Она, отбиваясь как умела, не поверила, конечно, ни одному его слову: утром Колесников и сам, наверное, забыл, о чем говорил ей. А она отчетливо вдруг поняла, какой это большой и жалкий трус — он и трясся-то вчера от одних мыслей о возможной расправе над собой, о законном возмездии, вот и напивается со своим штабом до чертиков.

Именно с этой ночи душа Лиды переродилась: она стала подробно вспоминать разговоры с Клейменовым и Ваней Жигловым — они же не дрогнули, когда их били и убивали, бросились в бой с бандитами, оказали сопротивление. Ни Макар Василич, ни Ваня не просили у них пощады, а она… слезки льет, жалко себя. Да разве этому учил ее Клейменов? Разве о покорности врагу говорили на собрании их комсомольской ячейки? Сделали ее полюбовницей кровавого атамана, кошкой ненасытного, одичавшего кота, а она только и делает, что слезки проливает, вздыхает: нет, не убежишь отсюда, убить могут. Тряпка! Жди: вот-вот явится с неба богатырь Алеша Попович, разбросает твоих обидчиков и насильников, посадит тебя в мягкое седло и умчит… Жди, Лидочка, надейся!

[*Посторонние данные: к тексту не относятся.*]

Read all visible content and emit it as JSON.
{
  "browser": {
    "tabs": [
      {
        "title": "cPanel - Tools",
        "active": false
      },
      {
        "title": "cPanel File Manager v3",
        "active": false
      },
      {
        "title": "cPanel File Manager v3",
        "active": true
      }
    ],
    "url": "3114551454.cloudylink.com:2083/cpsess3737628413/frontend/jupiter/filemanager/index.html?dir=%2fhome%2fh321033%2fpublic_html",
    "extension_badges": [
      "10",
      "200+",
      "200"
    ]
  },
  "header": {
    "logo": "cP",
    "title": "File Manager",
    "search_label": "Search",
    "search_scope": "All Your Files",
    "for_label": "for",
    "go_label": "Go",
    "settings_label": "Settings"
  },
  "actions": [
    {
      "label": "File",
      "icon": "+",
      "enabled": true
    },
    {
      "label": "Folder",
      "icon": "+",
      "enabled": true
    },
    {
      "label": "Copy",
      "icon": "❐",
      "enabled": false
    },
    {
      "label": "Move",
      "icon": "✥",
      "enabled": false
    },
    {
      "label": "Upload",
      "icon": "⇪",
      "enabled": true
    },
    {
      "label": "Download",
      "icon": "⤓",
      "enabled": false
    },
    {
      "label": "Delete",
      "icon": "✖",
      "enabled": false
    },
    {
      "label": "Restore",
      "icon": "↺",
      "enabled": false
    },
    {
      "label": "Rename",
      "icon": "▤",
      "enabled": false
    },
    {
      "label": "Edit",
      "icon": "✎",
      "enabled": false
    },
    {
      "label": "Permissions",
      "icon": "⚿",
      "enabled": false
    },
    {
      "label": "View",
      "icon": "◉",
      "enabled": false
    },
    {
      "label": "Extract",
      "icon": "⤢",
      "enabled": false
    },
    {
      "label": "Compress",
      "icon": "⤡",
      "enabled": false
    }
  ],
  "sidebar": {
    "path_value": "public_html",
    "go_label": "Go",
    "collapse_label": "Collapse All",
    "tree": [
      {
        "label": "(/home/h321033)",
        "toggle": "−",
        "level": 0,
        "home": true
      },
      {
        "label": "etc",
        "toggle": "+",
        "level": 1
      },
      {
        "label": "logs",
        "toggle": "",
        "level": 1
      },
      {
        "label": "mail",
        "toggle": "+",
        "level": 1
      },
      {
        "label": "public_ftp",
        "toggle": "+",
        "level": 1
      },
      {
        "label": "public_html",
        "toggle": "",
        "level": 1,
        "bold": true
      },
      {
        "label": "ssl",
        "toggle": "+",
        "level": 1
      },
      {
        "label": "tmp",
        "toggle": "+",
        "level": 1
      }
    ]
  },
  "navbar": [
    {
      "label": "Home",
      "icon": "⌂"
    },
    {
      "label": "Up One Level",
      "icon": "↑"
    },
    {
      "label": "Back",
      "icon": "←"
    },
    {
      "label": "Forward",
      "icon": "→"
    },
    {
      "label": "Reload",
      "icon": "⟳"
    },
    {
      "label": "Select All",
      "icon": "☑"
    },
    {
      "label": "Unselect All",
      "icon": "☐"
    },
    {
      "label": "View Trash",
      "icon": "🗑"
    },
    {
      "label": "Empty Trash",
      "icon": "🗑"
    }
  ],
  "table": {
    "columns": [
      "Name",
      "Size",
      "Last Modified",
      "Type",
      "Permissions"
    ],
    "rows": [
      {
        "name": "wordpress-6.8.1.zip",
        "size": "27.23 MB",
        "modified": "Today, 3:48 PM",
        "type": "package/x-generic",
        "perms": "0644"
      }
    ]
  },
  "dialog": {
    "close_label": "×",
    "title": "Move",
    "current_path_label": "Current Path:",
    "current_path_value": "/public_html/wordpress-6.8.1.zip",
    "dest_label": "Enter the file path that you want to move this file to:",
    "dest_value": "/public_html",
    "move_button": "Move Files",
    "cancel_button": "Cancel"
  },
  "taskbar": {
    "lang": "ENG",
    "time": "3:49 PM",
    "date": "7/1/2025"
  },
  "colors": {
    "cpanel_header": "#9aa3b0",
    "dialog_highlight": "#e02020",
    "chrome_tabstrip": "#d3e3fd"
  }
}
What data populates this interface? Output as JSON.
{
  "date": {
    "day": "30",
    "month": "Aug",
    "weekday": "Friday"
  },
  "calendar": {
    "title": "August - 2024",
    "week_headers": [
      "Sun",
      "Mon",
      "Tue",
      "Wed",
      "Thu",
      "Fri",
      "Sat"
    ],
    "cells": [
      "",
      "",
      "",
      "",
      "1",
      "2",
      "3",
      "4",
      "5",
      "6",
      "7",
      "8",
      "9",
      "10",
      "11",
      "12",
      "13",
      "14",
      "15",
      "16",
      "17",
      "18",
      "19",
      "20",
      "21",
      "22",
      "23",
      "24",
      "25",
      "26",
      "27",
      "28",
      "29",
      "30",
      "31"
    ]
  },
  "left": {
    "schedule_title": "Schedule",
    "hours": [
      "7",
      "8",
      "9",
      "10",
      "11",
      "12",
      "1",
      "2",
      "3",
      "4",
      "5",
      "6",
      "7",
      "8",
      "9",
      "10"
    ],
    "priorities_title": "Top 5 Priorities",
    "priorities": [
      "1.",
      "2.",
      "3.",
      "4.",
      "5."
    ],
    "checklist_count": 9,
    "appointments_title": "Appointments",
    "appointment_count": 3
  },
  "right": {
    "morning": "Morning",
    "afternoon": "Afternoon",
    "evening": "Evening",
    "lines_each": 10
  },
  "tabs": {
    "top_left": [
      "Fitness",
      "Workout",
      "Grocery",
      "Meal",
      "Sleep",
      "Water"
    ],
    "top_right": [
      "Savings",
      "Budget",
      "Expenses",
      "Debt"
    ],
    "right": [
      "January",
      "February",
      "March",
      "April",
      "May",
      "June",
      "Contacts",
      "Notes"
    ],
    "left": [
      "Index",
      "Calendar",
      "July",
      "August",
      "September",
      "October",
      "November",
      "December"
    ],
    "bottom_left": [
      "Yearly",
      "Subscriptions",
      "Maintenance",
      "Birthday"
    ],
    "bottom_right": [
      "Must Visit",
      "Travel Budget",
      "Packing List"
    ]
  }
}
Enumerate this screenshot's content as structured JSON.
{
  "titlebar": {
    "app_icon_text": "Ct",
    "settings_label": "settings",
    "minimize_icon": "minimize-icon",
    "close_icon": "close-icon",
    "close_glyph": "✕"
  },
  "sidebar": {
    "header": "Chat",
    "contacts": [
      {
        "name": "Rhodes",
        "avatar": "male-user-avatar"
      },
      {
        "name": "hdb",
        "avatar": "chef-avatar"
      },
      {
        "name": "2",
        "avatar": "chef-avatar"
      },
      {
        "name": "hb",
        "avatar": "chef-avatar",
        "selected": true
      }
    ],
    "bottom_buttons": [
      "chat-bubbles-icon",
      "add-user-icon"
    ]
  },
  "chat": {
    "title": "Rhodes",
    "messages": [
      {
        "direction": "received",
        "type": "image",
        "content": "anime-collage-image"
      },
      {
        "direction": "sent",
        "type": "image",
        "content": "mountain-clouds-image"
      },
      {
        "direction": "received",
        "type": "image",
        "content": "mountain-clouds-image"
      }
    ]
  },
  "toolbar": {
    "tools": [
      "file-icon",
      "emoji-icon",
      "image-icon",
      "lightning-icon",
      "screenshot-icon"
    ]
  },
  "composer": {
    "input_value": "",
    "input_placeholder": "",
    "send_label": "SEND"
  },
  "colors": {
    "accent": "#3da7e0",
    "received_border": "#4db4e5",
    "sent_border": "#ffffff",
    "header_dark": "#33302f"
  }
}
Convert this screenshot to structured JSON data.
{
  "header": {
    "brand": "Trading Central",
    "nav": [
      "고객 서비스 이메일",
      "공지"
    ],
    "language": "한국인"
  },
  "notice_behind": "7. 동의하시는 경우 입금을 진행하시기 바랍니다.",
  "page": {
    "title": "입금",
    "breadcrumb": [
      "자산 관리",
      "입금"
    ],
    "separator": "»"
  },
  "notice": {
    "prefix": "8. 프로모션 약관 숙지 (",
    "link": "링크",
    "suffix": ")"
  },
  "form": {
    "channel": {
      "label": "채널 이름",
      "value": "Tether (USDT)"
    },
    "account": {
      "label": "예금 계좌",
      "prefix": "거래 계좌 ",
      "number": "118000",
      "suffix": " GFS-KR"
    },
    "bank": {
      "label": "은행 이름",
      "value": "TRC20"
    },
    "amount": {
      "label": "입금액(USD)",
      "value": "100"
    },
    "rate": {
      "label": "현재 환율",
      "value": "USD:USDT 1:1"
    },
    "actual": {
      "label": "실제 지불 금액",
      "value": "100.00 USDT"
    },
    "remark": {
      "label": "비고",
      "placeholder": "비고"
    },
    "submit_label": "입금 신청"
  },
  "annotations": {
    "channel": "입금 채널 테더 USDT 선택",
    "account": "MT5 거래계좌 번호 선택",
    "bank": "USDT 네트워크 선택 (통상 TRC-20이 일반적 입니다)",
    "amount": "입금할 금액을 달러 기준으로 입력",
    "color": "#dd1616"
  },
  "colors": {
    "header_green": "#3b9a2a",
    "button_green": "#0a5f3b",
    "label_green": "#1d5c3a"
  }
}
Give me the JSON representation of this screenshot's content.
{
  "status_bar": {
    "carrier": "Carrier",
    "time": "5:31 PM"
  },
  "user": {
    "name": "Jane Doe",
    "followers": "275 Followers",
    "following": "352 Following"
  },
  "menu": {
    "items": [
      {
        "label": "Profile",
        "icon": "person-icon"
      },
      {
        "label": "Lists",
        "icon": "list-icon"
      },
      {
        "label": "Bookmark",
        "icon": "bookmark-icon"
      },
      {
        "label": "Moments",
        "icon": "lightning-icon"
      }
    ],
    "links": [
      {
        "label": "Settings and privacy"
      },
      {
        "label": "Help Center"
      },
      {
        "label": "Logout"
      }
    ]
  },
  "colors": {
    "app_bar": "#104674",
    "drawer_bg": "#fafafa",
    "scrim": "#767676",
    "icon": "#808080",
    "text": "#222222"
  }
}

Дня три Лида ходила по штабу с замкнутым, отрешенным лицом. Теперь она зорче приглядывалась ко всему, что происходило вокруг, стала внимательнее прислушиваться к штабным разговорам, вдумывалась в бумаги, которые писала, старалась запоминать их. Она по-прежнему не надеялась, что все это кому-то пригодится, но появилась цель, явились силы — она жила теперь верой в свое избавление, в свой близкий побег. Не может быть, думала Лида, что о ней никто не знает и не беспокоится, что Советская власть бросила ее на произвол судьбы. Разве могут остаться безнаказанными злодеяния Колесникова? Разве простят бандитам смерть Клейменова, Ванечки Жиглова? Пусть не скоро ее освободят, нет сейчас у Советской власти достаточных сил, но они обязательно появятся. А она, комсомолка Соболева, не станет больше плакать, отказываться от еды — ей нужны силы для побега, для борьбы! И еще она должна не просто убежать отсюда, из бандитского логова, а помочь родной Советской власти. Хоть чем-нибудь!

* * *

В тот же день утром прискакал из Россоши гонец. Лида видела уже этого человека — хмурый, неразговорчивый, левое веко у него отчего-то дергалось. Он приезжал и в Старую Калитву, и сюда, на Новую Мельницу, обычно поздно вечером, даже ночью, привозил (она это понимала) важные то ли задания, то ли сведения. С его приездом Колесников закрывался с Конотопцевым, Нутряковым и Безручко в горнице, через дверь слышались их приглушенные озабоченные голоса. Раньше Лида, занятая собой, не прислушивалась к этим разговорам — мало ли о чем могут толковать эти изверги?! Теперь же ко всему прислушивалась: над печью, выходящей к ее кровати жарким и широким боком, были оставлены умершим хозяином вентиляционные отверстия, заложены в стену жестяные трубы. Отверстия эти были кем-то предусмотрительно забиты тряпьем; Лида с бьющимся сердцем стала на табурет, вытащила из одного отверстия старую заячью шапку, из другого — кусок какого-то рядна…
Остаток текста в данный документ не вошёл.